To experiment with how Bulkhead works, we will write an integration test with a few scenarios. We will use Wiremock to mock the KYC API and add some delay to the KYC API response. We also use CompletableFuture to simulate concurent requests to the verification service.

private void simulateApiRequest() {
  CompletableFuture.supplyAsync(() -> verificationUserService.verify("thoai"));
}

VerificationServiceTest.java

@SpringBootTest
@EnableConfigurationProperties
@ExtendWith(SpringExtension.class)
@ContextConfiguration(classes = {Application.class})
@AutoConfigureWireMock(port = 8082)
public class VerificationServiceTest {

  @Autowired
  private VerificationUserService verificationUserService;
  ...

}

Scenario 1: the fallback method will be triggered (thank for Bulkhead) when KYC is slow (3000ms > maxWaitDuration = 2000ms) and too many concurrent requests (6 requests > maxConcurrentCalls = 5).

    @Test
    public void fallBackWillBeTriggered_when_kycApiIsSlow_and_tooManyRequests() throws InterruptedException {
    WireMock.stubFor(WireMock.post(WireMock.urlPathEqualTo("/kyc/thoai"))
      .willReturn(WireMock.aResponse()
        .withBody(ApplicationUtil.SUCCESS_MESSAGE)
        .withFixedDelay(3000)
        .withStatus(200)));

    for (int i = 1; i < 6; i++) {
      simulateApiRequest();
    }

    Thread.sleep(1000);
    String response = verificationUserService.verify("thoai");
    Assertions.assertEquals(response, ApplicationUtil.FALLBACK_MESSAGE);
  }

Scenario 2: the fallback method will not be triggered when KYC is slow (3000ms > maxWaitDuration = 2000ms) and but not too many concurrent requests (3 requests < maxConcurrentCalls = 5).

  @Test
  public void fallBackWillNotBeTriggered_when_kycApiIsSlow_but_notTooManyRequests() throws InterruptedException {
    WireMock.stubFor(WireMock.post(WireMock.urlPathEqualTo("/kyc/thoai"))
      .willReturn(WireMock.aResponse()
        .withBody(ApplicationUtil.SUCCESS_MESSAGE)
        .withFixedDelay(3000)
        .withStatus(200)));

    for (int i = 1; i < 2; i++) {
      simulateApiRequest();
    }

    Thread.sleep(1000);
    String response = verificationUserService.verify("thoai");
    Assertions.assertEquals(response, ApplicationUtil.SUCCESS_MESSAGE);
  }

Scenario 3: the fallback method will not be triggered when too many concurrent requests (8 requests > maxConcurrentCalls = 5) but the KYC is not very slow (1000ms < maxWaitDuration = 2000ms)

  @Test
  public void fallBackWillNotBeTriggered_when_tooManyRequests_but_kycApiIsNotSlow() throws InterruptedException {
    WireMock.stubFor(WireMock.post(WireMock.urlPathEqualTo("/kyc/thoai"))
      .willReturn(WireMock.aResponse()
        .withBody(ApplicationUtil.SUCCESS_MESSAGE)
        .withFixedDelay(1000)
        .withStatus(200)));

    for (int i = 1; i < 8; i++) {
      simulateApiRequest();
    }

    Thread.sleep(1000);
    String response = verificationUserService.verify("thoai");
    Assertions.assertEquals(response, ApplicationUtil.SUCCESS_MESSAGE);
  }

3. Conclusion

The exploration of Resilient Microservice Design through the Bulkhead Pattern underscores the critical role of compartmentalization in ensuring system stability and reliability. By isolating components and limiting the scope of failures, this design principle significantly enhances fault tolerance within microservice architectures.

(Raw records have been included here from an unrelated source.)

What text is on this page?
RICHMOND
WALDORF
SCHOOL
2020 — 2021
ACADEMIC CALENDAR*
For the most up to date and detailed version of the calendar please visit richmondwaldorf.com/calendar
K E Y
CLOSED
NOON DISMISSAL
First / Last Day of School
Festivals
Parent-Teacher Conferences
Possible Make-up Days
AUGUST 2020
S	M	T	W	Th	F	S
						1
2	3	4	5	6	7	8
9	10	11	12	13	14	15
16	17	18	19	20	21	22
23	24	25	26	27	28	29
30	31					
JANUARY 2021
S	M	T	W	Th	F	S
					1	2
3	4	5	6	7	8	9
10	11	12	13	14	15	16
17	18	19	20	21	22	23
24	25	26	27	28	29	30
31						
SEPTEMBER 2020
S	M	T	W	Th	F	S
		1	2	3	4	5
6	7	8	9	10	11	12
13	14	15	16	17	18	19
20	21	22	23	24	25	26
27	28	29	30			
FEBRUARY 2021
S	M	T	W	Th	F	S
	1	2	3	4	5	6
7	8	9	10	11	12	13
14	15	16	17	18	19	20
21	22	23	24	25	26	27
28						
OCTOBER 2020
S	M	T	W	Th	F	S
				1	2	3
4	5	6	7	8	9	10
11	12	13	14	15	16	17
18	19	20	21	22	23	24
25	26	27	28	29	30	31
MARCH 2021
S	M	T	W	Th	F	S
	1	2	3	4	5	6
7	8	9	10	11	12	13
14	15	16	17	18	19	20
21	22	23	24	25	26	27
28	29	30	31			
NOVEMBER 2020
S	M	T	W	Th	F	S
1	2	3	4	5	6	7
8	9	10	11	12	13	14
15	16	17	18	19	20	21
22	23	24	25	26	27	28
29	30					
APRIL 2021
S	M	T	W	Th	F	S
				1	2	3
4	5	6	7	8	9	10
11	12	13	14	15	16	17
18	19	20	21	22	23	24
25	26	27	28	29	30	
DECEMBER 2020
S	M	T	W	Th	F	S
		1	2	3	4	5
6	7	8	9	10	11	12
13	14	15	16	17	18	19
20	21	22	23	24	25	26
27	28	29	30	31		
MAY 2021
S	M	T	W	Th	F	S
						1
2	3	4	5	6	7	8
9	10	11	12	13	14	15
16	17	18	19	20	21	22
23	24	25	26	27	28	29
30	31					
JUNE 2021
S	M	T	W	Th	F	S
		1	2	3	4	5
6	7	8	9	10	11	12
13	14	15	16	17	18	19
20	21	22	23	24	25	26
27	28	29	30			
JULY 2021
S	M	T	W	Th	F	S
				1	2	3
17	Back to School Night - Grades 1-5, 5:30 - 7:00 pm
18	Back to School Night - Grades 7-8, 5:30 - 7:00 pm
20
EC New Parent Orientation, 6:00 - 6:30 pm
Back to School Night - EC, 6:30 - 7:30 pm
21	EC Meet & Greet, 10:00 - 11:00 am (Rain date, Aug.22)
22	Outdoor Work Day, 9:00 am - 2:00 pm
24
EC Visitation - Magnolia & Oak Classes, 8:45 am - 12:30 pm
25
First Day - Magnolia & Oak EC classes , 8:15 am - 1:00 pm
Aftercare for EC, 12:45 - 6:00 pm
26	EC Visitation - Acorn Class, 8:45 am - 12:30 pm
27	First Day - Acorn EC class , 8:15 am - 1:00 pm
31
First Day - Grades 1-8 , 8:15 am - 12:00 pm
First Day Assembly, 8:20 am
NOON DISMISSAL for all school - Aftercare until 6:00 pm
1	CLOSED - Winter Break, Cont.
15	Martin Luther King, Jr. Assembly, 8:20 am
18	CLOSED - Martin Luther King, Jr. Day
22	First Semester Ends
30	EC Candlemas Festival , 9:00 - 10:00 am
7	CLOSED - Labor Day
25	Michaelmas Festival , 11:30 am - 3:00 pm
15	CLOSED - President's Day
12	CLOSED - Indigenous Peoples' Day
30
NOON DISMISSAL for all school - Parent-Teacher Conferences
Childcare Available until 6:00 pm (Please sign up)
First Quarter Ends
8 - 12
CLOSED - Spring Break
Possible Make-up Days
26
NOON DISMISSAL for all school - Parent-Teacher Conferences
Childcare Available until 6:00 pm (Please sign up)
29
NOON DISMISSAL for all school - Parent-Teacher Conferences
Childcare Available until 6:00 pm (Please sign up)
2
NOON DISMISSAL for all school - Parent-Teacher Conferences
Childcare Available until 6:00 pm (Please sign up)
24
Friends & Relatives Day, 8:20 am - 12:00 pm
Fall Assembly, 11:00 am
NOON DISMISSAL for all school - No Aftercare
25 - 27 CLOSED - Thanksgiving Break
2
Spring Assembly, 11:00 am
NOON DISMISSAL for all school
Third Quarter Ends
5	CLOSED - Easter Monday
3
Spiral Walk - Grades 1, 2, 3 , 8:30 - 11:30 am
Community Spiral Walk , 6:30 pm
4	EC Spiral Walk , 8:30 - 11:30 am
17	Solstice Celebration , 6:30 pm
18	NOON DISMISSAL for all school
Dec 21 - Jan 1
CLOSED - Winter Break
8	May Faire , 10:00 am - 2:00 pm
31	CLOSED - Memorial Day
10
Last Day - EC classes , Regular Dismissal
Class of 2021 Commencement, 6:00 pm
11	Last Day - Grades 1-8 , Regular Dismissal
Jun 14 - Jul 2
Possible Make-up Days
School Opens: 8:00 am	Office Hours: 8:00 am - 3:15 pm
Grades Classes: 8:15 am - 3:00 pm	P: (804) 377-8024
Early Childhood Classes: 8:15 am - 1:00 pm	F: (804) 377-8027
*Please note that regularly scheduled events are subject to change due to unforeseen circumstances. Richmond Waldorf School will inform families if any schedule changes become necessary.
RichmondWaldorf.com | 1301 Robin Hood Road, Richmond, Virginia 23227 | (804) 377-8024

This article illuminates how adopting the Bulkhead Pattern draws inspiration from naval engineering, translating the concept of compartmentalization into software design to fortify systems against disruptions using Resilient4J. Its emphasis on mitigating the cascading impact of failures underscores its value in maintaining operational continuity and resilience in microservice-based applications.

Overall, the Bulkhead Pattern stands as a foundational pillar in constructing robust and dependable microservice architectures, safeguarding against unforeseen challenges and bolstering the overall system’s resilience. The sample project can be found on GitHub.